Book – Many times while reading In Pieces I couldn’t help but think about Sally Field’s famous remark after accepting her second Academy Award “…you like me, right now, you like me!” I was struck by the fact that throughout most of her life, as described it in this book, she didn’t much like herself.
Many of the choices Ms. Field made in her life were because she was lonely, angry, and easily intimidated. She reveals a good deal about herself, which is often unflattering and sometimes disturbing. Her parents divorced when she was very young, her stepfather abused her, and others passed through her life, coming when they needed something from her, then leaving after. While her mother was present during the time Ms. Field was raising her own children, she didn’t step up for Sally when she needed her the most. Bit by bit, the mother-daughter relationship came together. This book is aptly titled in that her life was lived in pieces.
If you’re looking for a quick, “Oh, I want to hear more about Gidget and what Burt Reynolds were like,” feel-good story, this is not the book for you. If you like exploring the forces in peoples’ lives, particularly celebrities, and the choices they make, you might just like In Pieces.
Book – Every once in a while a movie comes along that’s so bad, so unbelievable, so outrageous, that it goes straight past unwatchable and becomes compelling. In 2003, that movie was The Room, written, directed, produced by, and starring Tommy Wiseau. The Room is so uniquely, outrageously bad – and not just bad but also deeply, deeply weird – that you can’t help but wonder about the guy who made it. Fortunately, Wiseau’s co-star, co-producer, and best friend Greg Sestero has written a memoir about his friendship with Tommy and the filming of The Room, and while it doesn’t exactly shed any light on who Tommy Wiseau is or why he felt compelled to make this weirdly compelling, illogical relationship drama of a movie, it’s a delightful trainwreck of a story.
You can now experience The Disaster Artist in a variety of formats – there’s the original book, the audiobook as read by Greg Sestero, and the film starring James Franco as Tommy Wiseau. While Franco’s Tommy Wiseau impression is impressive, if you really want to experience the full range of weirdness, I recommend the audiobook. Even if you’ve never seen The Room – and I can’t in good conscience recommend that you do – this is a wild ride through one of the most implausible Hollywood productions of our time.

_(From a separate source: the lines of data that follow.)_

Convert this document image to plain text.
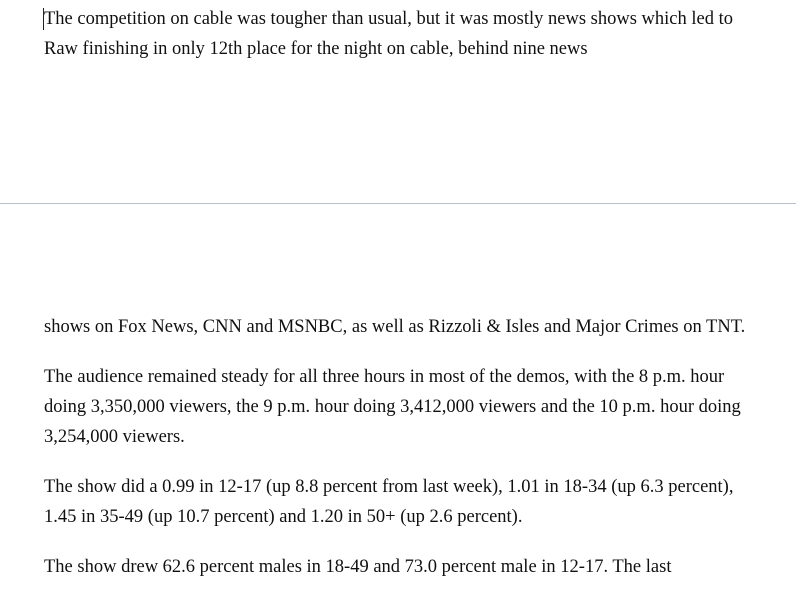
The competition on cable was tougher than usual, but it was mostly news shows which led to Raw finishing in only 12th place for the night on cable, behind nine news

shows on Fox News, CNN and MSNBC, as well as Rizzoli & Isles and Major Crimes on TNT.

The audience remained steady for all three hours in most of the demos, with the 8 p.m. hour doing 3,350,000 viewers, the 9 p.m. hour doing 3,412,000 viewers and the 10 p.m. hour doing 3,254,000 viewers.

The show did a 0.99 in 12-17 (up 8.8 percent from last week), 1.01 in 18-34 (up 6.3 percent), 1.45 in 35-49 (up 10.7 percent) and 1.20 in 50+ (up 2.6 percent).

The show drew 62.6 percent males in 18-49 and 73.0 percent male in 12-17. The last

Book – After becoming very sick as a child, Cece began to lose her hearing. El Deafo chronicles Cece’s experiences, from going to school, making friends, and using a hearing aid device. El Deafo is the perfect mix of fiction and biography.
Inspired by real life experiences, this is a beautifully illustrated story told in graphic novel form. As someone who really hasn’t read a lot of comic books, I found the artwork to be very refreshing. The characters reminded me of my favorite childhood tv show, Arthur, with their animal likenesses. Each character has rabbit-like features, with a pink triangle nose, and tall ears.
One of my favorite things about this book is Cece’s description of her hearing aid, the Phonic Ear. Young Cece introduces the device as bulky, unattractive, and heavy; it makes her feel awkward and uncomfortable.
In school, her teacher wears a microphone that is connected to the device. With her earpieces Cece is able to hear every word her teacher is says, both in the classroom, and any other place in the building! With her newfound powers of hearing, Cece discovers her inner superhero, El Deafo. I adored the honest and charismatic narration of this little girl, and hope you will too.